Following the talks, Carter called for an end of "all violence" against both Israelis and Palestinians.

"This is holy land for us all and my hope is that we can have peace… all of us are children of Abraham," he said at a joint news conference with Haniya, prime minister of the Hamas government in the Palestinian enclave.

Hamas, a group pledged to the destruction of Israel which violently seized power in Gaza two years ago, is listed as a terrorist organisation by Israel, the United States and the European Union.

Carter was expected to pass on a letter from the parents of Gilad Shalit, an Israeli soldier seized by Gaza militants including Hamas in a cross-border raid almost three years ago, and who remains in captivity.

Earlier Carter denounced the Israeli blockade and the destruction wrought by its 22-day military offensive against Gaza in December and January.

"My primary feeling today is one of grief and despair and an element of anger when I see the destruction perpetrated against innocent people," Carter said as he toured the impoverished territory.

"Tragically, the international community too often ignores the cries for help and the citizens of Palestine are treated more like animals than like human beings," he said.

"The starving of 1.5 million human beings of the necessities of life — never before in history has a large community like this been savaged by bombs and missiles and then denied the means to repair itself," Carter said at a UN school graduation ceremony in Gaza City.

The United States and Europe "must try to do all that is necessary to convince Israel and Egypt to allow basic goods into Gaza," he said.

"At same time, there must be no more rockets" from Gaza into Israel, said Carter, who brokered the historic 1979 peace treaty between Israel and Egypt.

"I have to hold back tears when I see the deliberate destruction that has been wracked against your people," he said at a destroyed American school, saying it was "deliberately destroyed by bombs from F16s made in my country."

Israel's offensive killed more than 1,400 Palestinians and left large swathes of the coastal strip sandwiched between Israel and Egypt in ruins. Thirteen Israelis also died in the conflict.
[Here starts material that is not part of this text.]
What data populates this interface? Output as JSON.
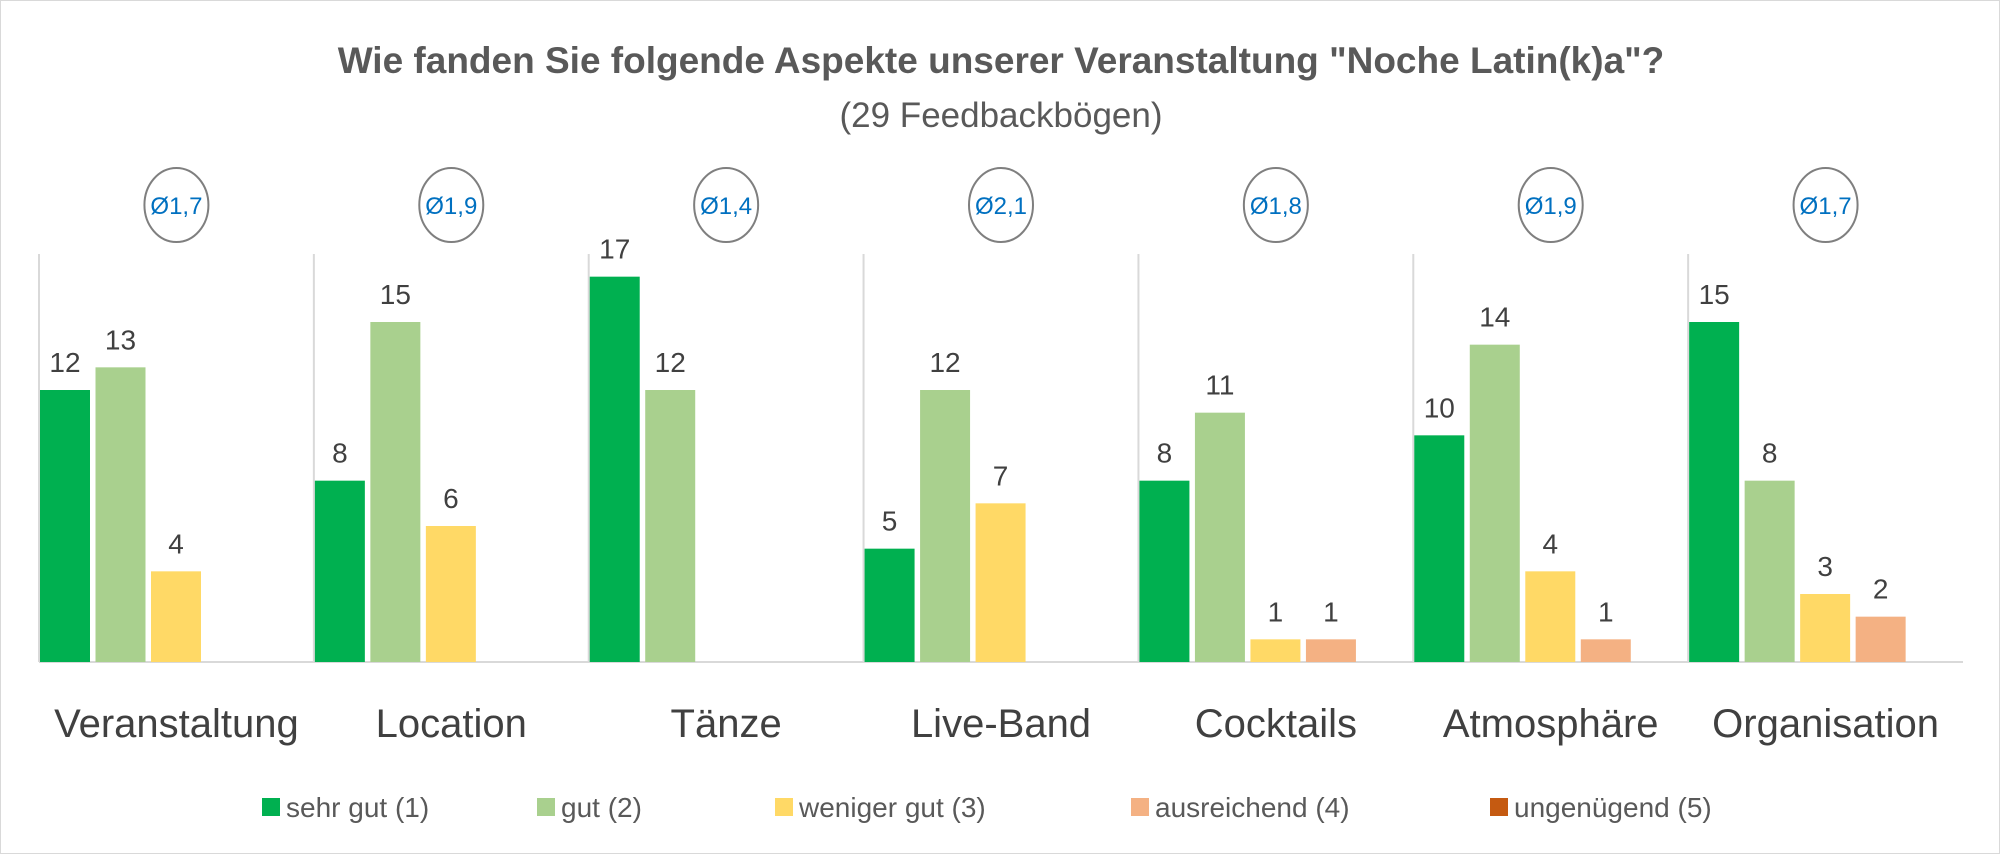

"I feel partially responsible for this as must all Americans and Israelis," Carter said.

Israel has insisted that the Gaza blockade, which bars all but essential humanitarian supplies from entering the enclave, is necessary to prevent Hamas from arming, but human rights groups have slammed it as collective punishment.
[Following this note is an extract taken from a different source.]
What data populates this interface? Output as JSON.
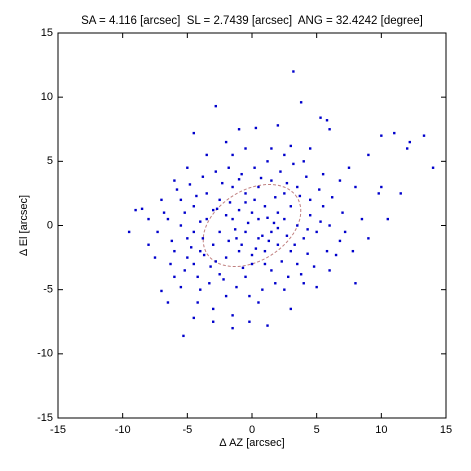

Shortly after entering Gaza, Carter's convoy of white UN 4×4 vehicles stopped briefly in the area of Ezbet Abed Rabbo, one of the most ravaged during the Israeli onslaught at the turn of the year.
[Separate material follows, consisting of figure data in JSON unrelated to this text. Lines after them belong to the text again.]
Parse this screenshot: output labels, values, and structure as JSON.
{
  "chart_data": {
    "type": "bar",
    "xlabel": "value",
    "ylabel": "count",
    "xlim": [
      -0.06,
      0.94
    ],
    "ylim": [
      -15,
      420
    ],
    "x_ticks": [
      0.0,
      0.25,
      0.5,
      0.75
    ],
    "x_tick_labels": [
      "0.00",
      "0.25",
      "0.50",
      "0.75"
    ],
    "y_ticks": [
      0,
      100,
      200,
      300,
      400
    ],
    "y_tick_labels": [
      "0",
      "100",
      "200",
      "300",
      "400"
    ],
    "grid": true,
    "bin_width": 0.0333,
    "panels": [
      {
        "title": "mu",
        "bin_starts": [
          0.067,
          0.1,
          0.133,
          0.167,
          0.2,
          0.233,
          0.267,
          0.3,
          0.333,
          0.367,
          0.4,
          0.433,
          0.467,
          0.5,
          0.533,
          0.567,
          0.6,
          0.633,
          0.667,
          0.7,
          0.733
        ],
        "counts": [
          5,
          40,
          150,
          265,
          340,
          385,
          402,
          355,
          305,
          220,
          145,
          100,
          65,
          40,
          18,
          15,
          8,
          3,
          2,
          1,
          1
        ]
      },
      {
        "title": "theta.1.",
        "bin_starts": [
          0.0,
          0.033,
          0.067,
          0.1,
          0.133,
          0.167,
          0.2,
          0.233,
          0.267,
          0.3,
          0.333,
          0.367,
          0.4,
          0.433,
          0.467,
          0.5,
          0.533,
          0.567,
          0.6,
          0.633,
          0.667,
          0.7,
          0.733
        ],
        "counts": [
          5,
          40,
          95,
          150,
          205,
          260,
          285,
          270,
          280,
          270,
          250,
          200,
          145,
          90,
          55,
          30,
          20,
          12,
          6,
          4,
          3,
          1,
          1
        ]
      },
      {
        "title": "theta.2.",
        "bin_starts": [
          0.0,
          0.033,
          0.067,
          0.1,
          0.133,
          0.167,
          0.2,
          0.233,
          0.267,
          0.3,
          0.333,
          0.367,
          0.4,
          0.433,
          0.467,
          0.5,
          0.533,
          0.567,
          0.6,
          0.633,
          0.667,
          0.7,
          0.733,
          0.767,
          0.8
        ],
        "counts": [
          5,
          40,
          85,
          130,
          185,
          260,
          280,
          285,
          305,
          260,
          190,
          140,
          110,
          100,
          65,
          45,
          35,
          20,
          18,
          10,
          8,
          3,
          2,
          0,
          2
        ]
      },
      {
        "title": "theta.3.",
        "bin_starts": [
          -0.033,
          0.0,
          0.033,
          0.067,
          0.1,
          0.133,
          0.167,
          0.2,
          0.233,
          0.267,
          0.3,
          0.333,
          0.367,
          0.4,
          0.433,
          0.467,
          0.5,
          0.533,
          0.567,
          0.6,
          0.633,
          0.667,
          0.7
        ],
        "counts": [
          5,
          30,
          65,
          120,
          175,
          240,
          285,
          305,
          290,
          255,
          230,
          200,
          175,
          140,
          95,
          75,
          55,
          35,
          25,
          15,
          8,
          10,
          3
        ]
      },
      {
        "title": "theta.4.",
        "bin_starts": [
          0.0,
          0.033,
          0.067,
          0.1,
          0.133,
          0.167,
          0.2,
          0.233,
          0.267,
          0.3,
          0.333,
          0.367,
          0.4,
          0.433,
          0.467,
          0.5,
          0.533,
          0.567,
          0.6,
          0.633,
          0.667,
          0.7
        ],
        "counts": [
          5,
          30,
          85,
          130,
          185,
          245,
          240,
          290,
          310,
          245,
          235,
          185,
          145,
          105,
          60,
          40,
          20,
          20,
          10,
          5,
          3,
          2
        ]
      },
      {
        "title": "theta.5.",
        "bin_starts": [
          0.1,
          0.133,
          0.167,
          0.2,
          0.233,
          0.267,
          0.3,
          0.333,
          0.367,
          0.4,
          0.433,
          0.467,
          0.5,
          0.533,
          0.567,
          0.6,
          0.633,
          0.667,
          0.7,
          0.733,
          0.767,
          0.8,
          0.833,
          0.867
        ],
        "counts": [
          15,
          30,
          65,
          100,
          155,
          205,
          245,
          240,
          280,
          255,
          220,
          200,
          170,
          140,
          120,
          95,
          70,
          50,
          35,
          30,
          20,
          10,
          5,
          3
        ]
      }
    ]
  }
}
The massive destruction in the area has made it a regular stop for the succession of foreign dignitaries who have come to Gaza since the war.

As Carter briefly emerged from his vehicle to look at the damage, one resident ran up, yelling that he wanted to talk to the former US leader, and getting into a brief shoving match with bodyguards.

"They all come here and look at us like we're animals and then they go home," said Majid Athamna. "We're not animals, we're human beings."